Endocrine Abstracts

Introduction: Empagliflozin has a well-established anti-albuminuric effect in patients with T2DM, but in almost all available trials the baseline blood pressure was well controlled with SB P<140 mmHg. We analyzed the impact of empagliflozin treatment in patients with T2DM and uncontrolled hypertension, and its relationship with the changes in HbA1c and SBP.

Methods: Retrospective analysis of the albuminuria, SBP and HbA1c data in patients with T2DM and high office blood pressure (SB P>140 mmHg) when starting empagliflozin therapy.
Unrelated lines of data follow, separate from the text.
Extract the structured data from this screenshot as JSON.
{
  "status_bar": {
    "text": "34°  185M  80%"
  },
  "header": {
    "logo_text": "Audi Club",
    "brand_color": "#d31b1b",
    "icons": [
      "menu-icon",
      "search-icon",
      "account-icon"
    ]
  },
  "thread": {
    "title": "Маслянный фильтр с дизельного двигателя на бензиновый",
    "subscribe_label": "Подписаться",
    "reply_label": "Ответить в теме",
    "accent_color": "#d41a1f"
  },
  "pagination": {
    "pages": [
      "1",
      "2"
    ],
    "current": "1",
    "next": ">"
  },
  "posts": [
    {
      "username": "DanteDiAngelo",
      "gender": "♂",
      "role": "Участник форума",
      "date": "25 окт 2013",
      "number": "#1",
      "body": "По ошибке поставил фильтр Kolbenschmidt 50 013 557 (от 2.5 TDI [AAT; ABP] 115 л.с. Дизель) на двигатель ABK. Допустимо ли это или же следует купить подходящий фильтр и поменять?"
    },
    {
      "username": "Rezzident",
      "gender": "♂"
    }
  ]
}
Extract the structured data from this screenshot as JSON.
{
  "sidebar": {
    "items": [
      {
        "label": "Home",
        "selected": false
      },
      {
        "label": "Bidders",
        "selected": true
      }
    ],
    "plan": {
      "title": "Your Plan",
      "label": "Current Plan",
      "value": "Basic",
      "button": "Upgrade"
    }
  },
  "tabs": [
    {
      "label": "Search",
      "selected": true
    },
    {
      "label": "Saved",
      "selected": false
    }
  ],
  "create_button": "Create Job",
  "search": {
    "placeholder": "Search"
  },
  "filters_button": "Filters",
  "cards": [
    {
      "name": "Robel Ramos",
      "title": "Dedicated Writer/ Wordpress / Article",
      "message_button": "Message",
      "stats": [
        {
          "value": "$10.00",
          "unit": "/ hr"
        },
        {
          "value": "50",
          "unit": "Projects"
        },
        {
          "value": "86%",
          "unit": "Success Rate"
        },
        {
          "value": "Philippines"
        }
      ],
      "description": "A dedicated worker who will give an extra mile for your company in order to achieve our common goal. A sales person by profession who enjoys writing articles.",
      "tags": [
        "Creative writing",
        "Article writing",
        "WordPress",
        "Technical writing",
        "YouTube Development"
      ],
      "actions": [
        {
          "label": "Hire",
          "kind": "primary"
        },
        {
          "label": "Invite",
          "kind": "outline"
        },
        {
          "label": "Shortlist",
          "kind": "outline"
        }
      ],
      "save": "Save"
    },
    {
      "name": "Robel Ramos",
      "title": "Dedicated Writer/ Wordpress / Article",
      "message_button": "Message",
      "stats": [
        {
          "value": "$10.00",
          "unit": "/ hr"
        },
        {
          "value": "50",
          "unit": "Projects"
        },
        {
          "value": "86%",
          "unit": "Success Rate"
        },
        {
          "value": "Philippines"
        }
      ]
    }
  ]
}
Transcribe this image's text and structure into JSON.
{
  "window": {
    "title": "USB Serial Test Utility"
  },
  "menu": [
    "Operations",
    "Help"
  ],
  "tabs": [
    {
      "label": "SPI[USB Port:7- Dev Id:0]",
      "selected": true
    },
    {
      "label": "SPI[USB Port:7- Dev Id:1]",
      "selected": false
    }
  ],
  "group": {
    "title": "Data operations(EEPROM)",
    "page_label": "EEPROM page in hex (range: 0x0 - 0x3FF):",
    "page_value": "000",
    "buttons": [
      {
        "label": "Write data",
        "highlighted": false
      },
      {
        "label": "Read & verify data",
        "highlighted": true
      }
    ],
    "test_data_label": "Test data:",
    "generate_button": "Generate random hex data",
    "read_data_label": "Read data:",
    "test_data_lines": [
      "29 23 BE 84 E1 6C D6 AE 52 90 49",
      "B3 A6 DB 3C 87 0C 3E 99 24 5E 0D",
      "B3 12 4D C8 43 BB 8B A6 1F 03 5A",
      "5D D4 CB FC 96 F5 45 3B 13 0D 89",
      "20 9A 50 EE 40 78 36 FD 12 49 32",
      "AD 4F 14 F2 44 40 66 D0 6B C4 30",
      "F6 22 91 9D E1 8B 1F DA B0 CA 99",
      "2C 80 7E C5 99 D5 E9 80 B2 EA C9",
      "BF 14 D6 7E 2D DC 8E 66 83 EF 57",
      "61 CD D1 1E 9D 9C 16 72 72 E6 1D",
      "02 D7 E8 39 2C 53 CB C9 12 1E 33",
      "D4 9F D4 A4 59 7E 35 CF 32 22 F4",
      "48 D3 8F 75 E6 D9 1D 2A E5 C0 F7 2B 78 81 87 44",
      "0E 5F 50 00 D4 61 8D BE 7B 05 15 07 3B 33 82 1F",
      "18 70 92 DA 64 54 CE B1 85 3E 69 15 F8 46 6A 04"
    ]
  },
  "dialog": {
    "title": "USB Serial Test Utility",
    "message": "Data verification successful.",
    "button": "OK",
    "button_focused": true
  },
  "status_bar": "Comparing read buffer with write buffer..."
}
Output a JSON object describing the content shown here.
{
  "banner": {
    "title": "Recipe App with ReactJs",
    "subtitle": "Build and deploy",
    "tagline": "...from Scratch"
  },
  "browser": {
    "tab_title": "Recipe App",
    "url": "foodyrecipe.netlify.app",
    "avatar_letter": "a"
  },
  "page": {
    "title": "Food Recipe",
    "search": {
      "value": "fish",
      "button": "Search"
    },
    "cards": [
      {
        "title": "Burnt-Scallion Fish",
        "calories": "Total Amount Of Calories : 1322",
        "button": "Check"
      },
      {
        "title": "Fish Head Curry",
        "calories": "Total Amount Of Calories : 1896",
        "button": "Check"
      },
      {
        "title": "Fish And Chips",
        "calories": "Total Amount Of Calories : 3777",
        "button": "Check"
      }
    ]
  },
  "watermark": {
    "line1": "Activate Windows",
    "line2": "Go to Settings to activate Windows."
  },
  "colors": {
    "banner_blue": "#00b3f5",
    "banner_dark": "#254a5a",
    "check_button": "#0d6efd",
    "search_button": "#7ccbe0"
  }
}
Post-hoc mediation analyses were performed with SBP and HbA1c changes as mediators in order to quantify their relative contributions to the changes in albuminuria. All included patients gave informed consent. Patients who started or changed antihypertensive medication simultaneously with the onset of empagliflozin therapy were excluded. Data are given as mean ± sd.

Results: Data were obtained from 169 patients (59.8% women, age 64.5 ± 9.3 years) in the visit in which empagliflozin was started (10 mg day in almost all cases), and in a successive visit after 3-6 months. 101 patients were on ACEI or ARB (59.7%). Baseline HbA1c was 8.2 ± 1.6% and the change was -0.7 ± 0.3% (P=0.011, paired t-test). Baseline SBP was 167 ± 18 mmHg and the change was 7.3 ± 5.1 mmHg (P=0.007, paired t-test). At baseline, 83 (49%), 57 (34%) and 29 (17%); and successively 98 (58%), 48 (28%) and 23 (14%) had normoalbuminuria (<30 mg/g Cr), microalbuminuria (30-300 mg/g Cr) or macroalbuminuria (> 300 mg/g Cr), respectively. Albuminuria was reduced by 9% (CI 95%: 14%-4%, P=0.043) in patients with normoalbuminuria; by 29% (35%-23%, P=0.002) in patients with microalbuminuria, and by 38% (47%-29%, P=0.003) in patients with macroalbuminuria. The reduction in albuminuria was significantly correlated with those of HbA1c (Pearson’s R: 0.18; P=0.008) and SBP (Pearson’s R 0.26; P=0.003). Mediation analyses showed that 16% (CI 95%: 12-20%, P=0.011) of the reduction in albuminuria was mediated by HbA1c reduction, and 25% (19-31%, P=0.004) by SBP reduction, but 59% was independent of both mediators.

Conclusions: Empagliflozin therapy was associated with a clinically and statistically significant reduction in albuminuria in patients with T2DM and uncontrolled hypertension. Although the reductions in HbA1c and SBP clearly contributed to this effect, much of the reduction in albuminuria seems to be attributable to other mechanisms, most likely the restoration of the tubuloglomerular feedback.